Walton has gone 64-108 in two-plus years as the Lakers’ head coach. His first couple seasons featured rookie-filled rosters and less pressure than now, with the world’s greatest player, LeBron, on the team.

While the Lakers are currently two games under .500, they have been outscored by just a single point by their opponents this season.

They also had to deal with Brandon Ingram and Rajon Rondo combining for seven games of suspension, plus a brutal schedule that included five playoff teams in their first eight contests (before a Portland-Toronto back-to-back this weekend).

“We’ve had a couple set-backs with some suspensions,” Walton said. “But we’ve played some good teams and had a chance to win a lot of those games. Unfortunately we haven’t, but that’s the NBA. We plan on winning those in the future.”

The Lakers’ strengths have been in their scoring and pace, as they rank seventh in the NBA in offensive rating (112.3) and first in fast-break points (24.6). However, they are just 23rd in defensive rating (112.4).

With the news presented by the ESPN report, more attention has been cast upon Walton’s rotation, which has been far from established.
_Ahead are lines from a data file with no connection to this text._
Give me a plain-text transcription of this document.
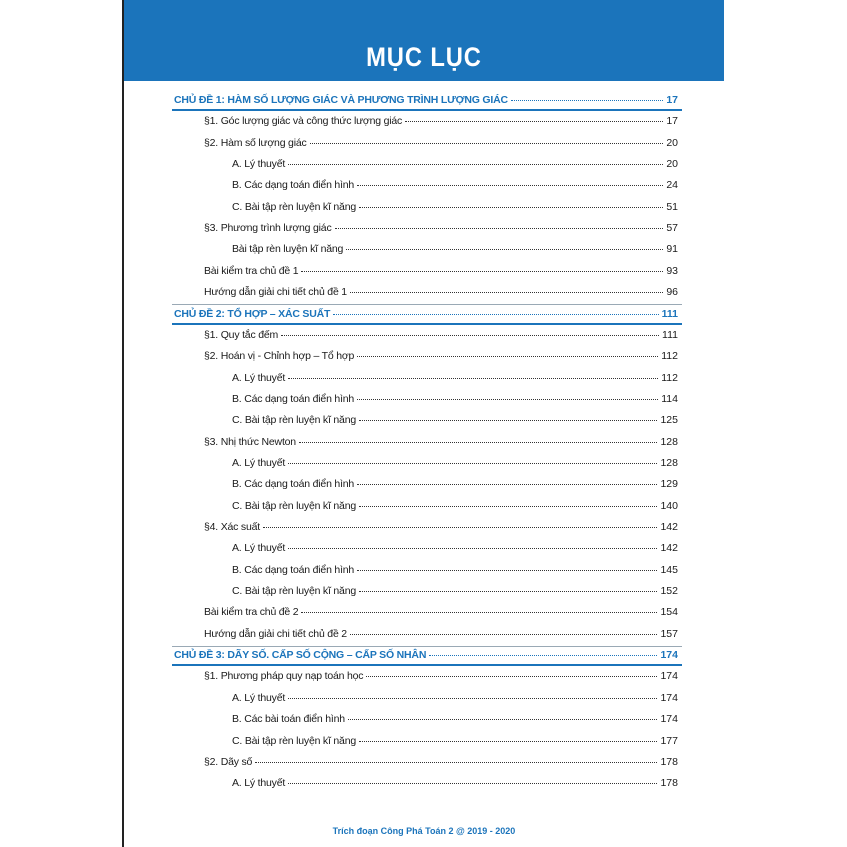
MỤC LỤC
CHỦ ĐỀ 1: HÀM SỐ LƯỢNG GIÁC VÀ PHƯƠNG TRÌNH LƯỢNG GIÁC	17
§1. Góc lượng giác và công thức lượng giác	17
§2. Hàm số lượng giác	20
A. Lý thuyết	20
B. Các dạng toán điển hình	24
C. Bài tập rèn luyện kĩ năng	51
§3. Phương trình lượng giác	57
Bài tập rèn luyện kĩ năng	91
Bài kiểm tra chủ đề 1	93
Hướng dẫn giải chi tiết chủ đề 1	96
CHỦ ĐỀ 2: TỔ HỢP – XÁC SUẤT	111
§1. Quy tắc đếm	111
§2. Hoán vị - Chỉnh hợp – Tổ hợp	112
A. Lý thuyết	112
B. Các dạng toán điển hình	114
C. Bài tập rèn luyện kĩ năng	125
§3. Nhị thức Newton	128
A. Lý thuyết	128
B. Các dạng toán điển hình	129
C. Bài tập rèn luyện kĩ năng	140
§4. Xác suất	142
A. Lý thuyết	142
B. Các dạng toán điển hình	145
C. Bài tập rèn luyện kĩ năng	152
Bài kiểm tra chủ đề 2	154
Hướng dẫn giải chi tiết chủ đề 2	157
CHỦ ĐỀ 3: DÃY SỐ. CẤP SỐ CỘNG – CẤP SỐ NHÂN	174
§1. Phương pháp quy nạp toán học	174
A. Lý thuyết	174
B. Các bài toán điển hình	174
C. Bài tập rèn luyện kĩ năng	177
§2. Dãy số	178
A. Lý thuyết	178
Trích đoạn Công Phá Toán 2 @ 2019 - 2020
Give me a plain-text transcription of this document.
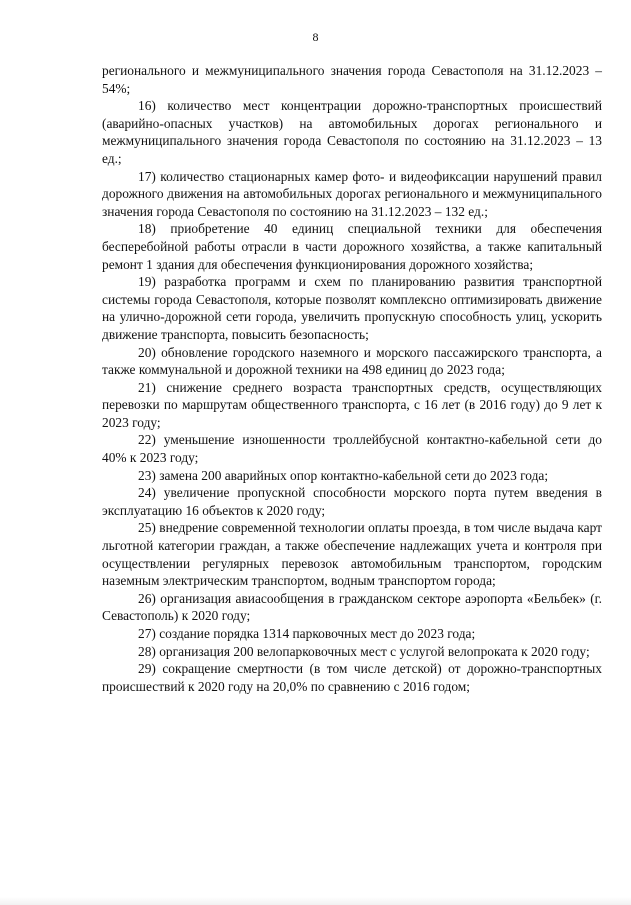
8

регионального и межмуниципального значения города Севастополя на 31.12.2023 – 54%;

16) количество мест концентрации дорожно-транспортных происшествий (аварийно-опасных участков) на автомобильных дорогах регионального и межмуниципального значения города Севастополя по состоянию на 31.12.2023 – 13 ед.;

17) количество стационарных камер фото- и видеофиксации нарушений правил дорожного движения на автомобильных дорогах регионального и межмуниципального значения города Севастополя по состоянию на 31.12.2023 – 132 ед.;

18) приобретение 40 единиц специальной техники для обеспечения бесперебойной работы отрасли в части дорожного хозяйства, а также капитальный ремонт 1 здания для обеспечения функционирования дорожного хозяйства;

19) разработка программ и схем по планированию развития транспортной системы города Севастополя, которые позволят комплексно оптимизировать движение на улично-дорожной сети города, увеличить пропускную способность улиц, ускорить движение транспорта, повысить безопасность;

20) обновление городского наземного и морского пассажирского транспорта, а также коммунальной и дорожной техники на 498 единиц до 2023 года;

21) снижение среднего возраста транспортных средств, осуществляющих перевозки по маршрутам общественного транспорта, с 16 лет (в 2016 году) до 9 лет к 2023 году;

22) уменьшение изношенности троллейбусной контактно-кабельной сети до 40% к 2023 году;

23) замена 200 аварийных опор контактно-кабельной сети до 2023 года;

24) увеличение пропускной способности морского порта путем введения в эксплуатацию 16 объектов к 2020 году;

25) внедрение современной технологии оплаты проезда, в том числе выдача карт льготной категории граждан, а также обеспечение надлежащих учета и контроля при осуществлении регулярных перевозок автомобильным транспортом, городским наземным электрическим транспортом, водным транспортом города;

26) организация авиасообщения в гражданском секторе аэропорта «Бельбек» (г. Севастополь) к 2020 году;

27) создание порядка 1314 парковочных мест до 2023 года;

28) организация 200 велопарковочных мест с услугой велопроката к 2020 году;

29) сокращение смертности (в том числе детской) от дорожно-транспортных происшествий к 2020 году на 20,0% по сравнению с 2016 годом;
Through eight games, the Lakers have used 104 different lineups, according to NBA data.

“When you have certain rosters it’s black and white: These guys are starting, these guys are finishing, and it’s the other guys’ job to play the minutes in between,” Walton said. “That’s not how our team is. That’s not where we’re at as a group.”

Indeed, the Lakers are still very much in their infancy as a team.

Of the 13 players who have hit the floor this year, five are incoming veterans and seven have fewer than three years of NBA experience.

League-wide, six teams have a lineup that has already played 100-plus minutes. The Lakers’ most frequently used group — Lonzo Ball, Josh Hart, James, Kyle Kuzma and JaVale McGee — has logged only 50 minutes together.

But the Lakers do appear to be inching closer to finding continuity, as that lineup has outscored its opponents by seven points, while the next-most-used combination — Ball, Brandon Ingram, James, Kuzma and McGee — is plus-13 in 31 minutes as the current starting five.

“We would like to get a couple lineups that are comfortable and know they’re going in together,” Walton said. “But that hasn’t been our reality so far this year. Shorter training camp, less preseason games, new group of guys. We don’t have that knowledge yet of what the groups are really doing well together and who plays well. That’s all stuff that’s still being figured out.”

At the beginning of training camp, Johnson said that he and Pelinka told Walton, “‘Don’t worry about if we get out to a bad start. We have seen that with LeBron going to Miami, and we have seen that when he came back to Cleveland.’”

Indeed, James’ first Heat team started 9-8 in 2010, and his Cavaliers squad opened 5-7 in 2014. Walton, Johnson and James have all preached patience in the opening months of the season, and the coach is concerned more with doing his job than its security.

“I feel like I’m coming down here to do my job and coach,” Walton said. “I don’t feel like I’m going anywhere.”